Lord Nor entró y tomó al recién nacido en brazos. Una enfermera se le acercó, susurrando con urgencia:

—Mi Lord, está completamente sano, pero se está yendo. No entendemos qué ocurre. Los escáneres celulares indican perfección, pero su fuerza vital se escapa...

—Querido, ¿qué pasa? —preguntó Ameda con voz débil desde la cama.

—Tranquila, mi amor —respondió Nor, intentando infundir confianza, aunque un suspiro delató su preocupación—. Es un Patmus. Fuerte y luchador. —Acunó al bebé—. Mizarth, hijo mío, demuestra la fuerza de tus ancestros.

Sin percatarse de que Alcorth había vuelto a entrar sigilosamente en la habitación, atraído por el silencio tenso, Lord Nor continuó hablándole al bebé.
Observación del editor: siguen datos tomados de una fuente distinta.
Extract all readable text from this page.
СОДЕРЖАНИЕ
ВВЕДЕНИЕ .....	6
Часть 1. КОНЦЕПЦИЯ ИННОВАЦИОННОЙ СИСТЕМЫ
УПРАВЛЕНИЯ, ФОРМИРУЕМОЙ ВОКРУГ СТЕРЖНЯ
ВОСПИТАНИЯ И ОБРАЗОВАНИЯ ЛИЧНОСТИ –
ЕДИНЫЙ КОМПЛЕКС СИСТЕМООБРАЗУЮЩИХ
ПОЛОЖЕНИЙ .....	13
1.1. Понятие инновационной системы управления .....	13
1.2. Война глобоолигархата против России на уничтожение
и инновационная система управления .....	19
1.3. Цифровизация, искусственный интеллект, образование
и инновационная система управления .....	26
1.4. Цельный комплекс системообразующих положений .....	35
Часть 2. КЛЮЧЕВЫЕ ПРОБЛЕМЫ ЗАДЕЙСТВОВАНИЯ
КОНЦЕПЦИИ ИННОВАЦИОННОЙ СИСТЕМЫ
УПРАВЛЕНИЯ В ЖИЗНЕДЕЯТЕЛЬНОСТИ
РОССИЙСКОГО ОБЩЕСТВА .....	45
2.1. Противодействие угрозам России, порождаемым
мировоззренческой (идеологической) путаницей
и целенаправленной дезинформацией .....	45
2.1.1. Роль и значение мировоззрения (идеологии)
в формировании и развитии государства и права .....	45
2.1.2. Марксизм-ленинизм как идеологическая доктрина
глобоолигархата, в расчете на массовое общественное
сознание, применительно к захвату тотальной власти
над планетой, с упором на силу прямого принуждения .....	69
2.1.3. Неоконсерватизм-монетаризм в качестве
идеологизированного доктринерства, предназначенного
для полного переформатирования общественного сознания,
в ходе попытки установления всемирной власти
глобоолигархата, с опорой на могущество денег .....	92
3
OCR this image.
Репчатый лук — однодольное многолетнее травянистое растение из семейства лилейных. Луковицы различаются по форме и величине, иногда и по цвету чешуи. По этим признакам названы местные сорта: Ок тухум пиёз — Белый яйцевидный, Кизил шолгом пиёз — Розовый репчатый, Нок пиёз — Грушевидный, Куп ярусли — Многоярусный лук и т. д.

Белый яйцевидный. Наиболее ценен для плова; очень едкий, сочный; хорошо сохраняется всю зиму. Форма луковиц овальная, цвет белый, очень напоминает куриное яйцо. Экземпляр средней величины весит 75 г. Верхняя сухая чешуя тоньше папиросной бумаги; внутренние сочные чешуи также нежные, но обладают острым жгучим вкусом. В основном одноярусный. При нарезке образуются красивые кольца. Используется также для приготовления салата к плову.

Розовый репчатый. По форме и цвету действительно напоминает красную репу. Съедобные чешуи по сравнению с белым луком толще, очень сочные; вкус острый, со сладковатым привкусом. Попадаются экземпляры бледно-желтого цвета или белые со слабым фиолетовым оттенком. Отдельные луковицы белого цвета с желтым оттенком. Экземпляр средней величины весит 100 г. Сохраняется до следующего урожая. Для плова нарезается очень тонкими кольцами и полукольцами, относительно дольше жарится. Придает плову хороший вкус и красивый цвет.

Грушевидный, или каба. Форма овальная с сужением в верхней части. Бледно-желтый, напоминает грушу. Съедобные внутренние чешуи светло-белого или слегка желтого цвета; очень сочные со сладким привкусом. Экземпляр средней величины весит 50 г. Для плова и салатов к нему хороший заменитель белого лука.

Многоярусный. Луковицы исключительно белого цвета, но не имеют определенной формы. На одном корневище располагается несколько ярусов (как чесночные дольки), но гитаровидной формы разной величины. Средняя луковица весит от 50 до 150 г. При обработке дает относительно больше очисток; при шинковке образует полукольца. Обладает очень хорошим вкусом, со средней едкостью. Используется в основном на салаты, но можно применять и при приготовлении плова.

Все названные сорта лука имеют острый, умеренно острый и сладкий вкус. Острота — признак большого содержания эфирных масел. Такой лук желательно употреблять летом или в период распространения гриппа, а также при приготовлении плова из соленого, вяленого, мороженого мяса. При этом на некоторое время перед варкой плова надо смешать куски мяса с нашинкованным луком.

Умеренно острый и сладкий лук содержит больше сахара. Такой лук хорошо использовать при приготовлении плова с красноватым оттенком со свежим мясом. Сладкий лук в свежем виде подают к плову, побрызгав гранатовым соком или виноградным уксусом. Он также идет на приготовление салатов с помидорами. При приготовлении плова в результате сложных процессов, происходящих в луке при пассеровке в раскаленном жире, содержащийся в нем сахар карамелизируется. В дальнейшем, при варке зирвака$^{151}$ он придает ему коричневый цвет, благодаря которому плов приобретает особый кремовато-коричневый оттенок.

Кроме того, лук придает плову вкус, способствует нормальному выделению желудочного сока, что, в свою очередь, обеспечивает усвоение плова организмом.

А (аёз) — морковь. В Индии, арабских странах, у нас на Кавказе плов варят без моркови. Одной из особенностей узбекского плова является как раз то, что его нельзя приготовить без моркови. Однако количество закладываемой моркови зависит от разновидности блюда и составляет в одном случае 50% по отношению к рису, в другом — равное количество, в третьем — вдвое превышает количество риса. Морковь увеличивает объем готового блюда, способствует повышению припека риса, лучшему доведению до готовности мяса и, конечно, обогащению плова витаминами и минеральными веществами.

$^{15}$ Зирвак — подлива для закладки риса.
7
En ese momento, Alcorth se acercó y, con un instinto puramente infantil, tomó la diminuta mano inerte de su hermano. En ese preciso instante, un trueno ensordecedor retumbó, pareciendo rasgar el cielo desde el noroeste hasta el sureste. El estruendo fue inmediatamente eclipsado por un llanto vigoroso y lleno de vida: el de Mizarth.

Alcorth, estremecido por la coincidencia o la conexión, se aferró a la pierna de su padre. Lord Nor se volvió, su rostro transformado por el alivio y la alegría.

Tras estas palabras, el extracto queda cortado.